The mixture is now passed through a sieve covered in muslin or cheesecloth. Some cooks choose to reserve the whey to use in other dishes, such as the chapati flatbread. The cloth containing the curds is then loosely collected and submerged in a series of bowls of cold water until the water appears clean. By doing this, the cheese's sourness is lessened.
Then, a heavy object, such as an iron pan, is placed on top of the flattened curds to crush them. The liquid was squeezed out of the cloth by forcefully twisting it. The cheese becomes edible in between 30 minutes to two hours.

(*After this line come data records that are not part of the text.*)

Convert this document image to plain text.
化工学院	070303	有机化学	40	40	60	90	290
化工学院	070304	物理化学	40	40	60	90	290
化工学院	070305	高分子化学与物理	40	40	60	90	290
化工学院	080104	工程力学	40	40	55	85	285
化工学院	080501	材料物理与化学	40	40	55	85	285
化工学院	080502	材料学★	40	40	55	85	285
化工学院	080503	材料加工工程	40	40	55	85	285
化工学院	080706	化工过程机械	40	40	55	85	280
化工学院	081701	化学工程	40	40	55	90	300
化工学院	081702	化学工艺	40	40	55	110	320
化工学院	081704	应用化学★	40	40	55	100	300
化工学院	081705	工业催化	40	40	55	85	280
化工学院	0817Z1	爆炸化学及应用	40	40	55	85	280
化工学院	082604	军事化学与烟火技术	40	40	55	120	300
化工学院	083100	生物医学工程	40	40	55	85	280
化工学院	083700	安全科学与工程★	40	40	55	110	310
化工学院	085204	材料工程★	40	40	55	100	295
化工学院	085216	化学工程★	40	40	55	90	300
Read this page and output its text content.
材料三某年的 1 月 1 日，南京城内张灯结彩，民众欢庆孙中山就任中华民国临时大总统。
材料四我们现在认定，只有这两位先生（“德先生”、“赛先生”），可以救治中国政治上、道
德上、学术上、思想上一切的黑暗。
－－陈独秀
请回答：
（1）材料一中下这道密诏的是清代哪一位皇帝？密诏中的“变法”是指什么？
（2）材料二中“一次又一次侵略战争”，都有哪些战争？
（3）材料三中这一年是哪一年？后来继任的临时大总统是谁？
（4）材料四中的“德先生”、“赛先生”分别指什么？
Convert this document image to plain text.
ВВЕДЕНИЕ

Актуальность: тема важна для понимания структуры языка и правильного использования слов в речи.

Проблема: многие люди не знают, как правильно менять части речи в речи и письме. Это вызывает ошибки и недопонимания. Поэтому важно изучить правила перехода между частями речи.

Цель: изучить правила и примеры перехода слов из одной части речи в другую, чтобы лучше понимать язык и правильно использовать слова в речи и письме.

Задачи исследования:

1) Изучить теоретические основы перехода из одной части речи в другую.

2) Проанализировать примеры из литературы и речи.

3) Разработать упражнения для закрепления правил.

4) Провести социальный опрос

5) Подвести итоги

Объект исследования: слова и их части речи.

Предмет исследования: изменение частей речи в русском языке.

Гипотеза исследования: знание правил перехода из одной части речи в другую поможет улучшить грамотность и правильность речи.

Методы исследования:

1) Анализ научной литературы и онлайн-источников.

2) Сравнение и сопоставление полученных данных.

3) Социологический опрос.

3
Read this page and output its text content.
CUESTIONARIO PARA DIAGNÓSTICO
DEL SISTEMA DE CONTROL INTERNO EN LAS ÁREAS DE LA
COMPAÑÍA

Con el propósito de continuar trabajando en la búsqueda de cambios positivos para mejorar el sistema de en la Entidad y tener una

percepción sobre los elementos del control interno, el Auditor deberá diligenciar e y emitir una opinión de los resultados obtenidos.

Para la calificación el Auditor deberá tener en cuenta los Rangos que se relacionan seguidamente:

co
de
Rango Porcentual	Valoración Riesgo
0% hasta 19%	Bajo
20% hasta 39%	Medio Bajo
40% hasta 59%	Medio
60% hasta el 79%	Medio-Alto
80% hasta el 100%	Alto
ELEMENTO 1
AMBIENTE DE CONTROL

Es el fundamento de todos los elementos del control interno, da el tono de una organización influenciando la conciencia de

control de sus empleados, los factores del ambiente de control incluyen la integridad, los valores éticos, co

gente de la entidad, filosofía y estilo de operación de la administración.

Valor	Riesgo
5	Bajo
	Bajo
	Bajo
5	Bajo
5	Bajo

Before being used in dishes, paneer is typically chopped into cubes in Indian cuisine. It can be grilled, fried, or cooked on skewers over an open flame without losing its shape because it is a non-melting cheese. It is frequently used to curries like paneer makhani, a tomato-based curry with paneer, and palak paneer, a spinach curry with paneer. Cubes of paneer are battered in chickpea flour and deep-fried to make paneer pakora. Cubes of paneer are marinated in yoghurt and spices, skewered with veggies, then grilled in a clay oven to make paneer tikka.
Paneer rapidly takes on the tastes of the spices and other ingredients it is cooked with due to its spongy nature. Cooks frequently hold the fried paneer in water to prevent drying out when the cubes are fried before being added to a meal.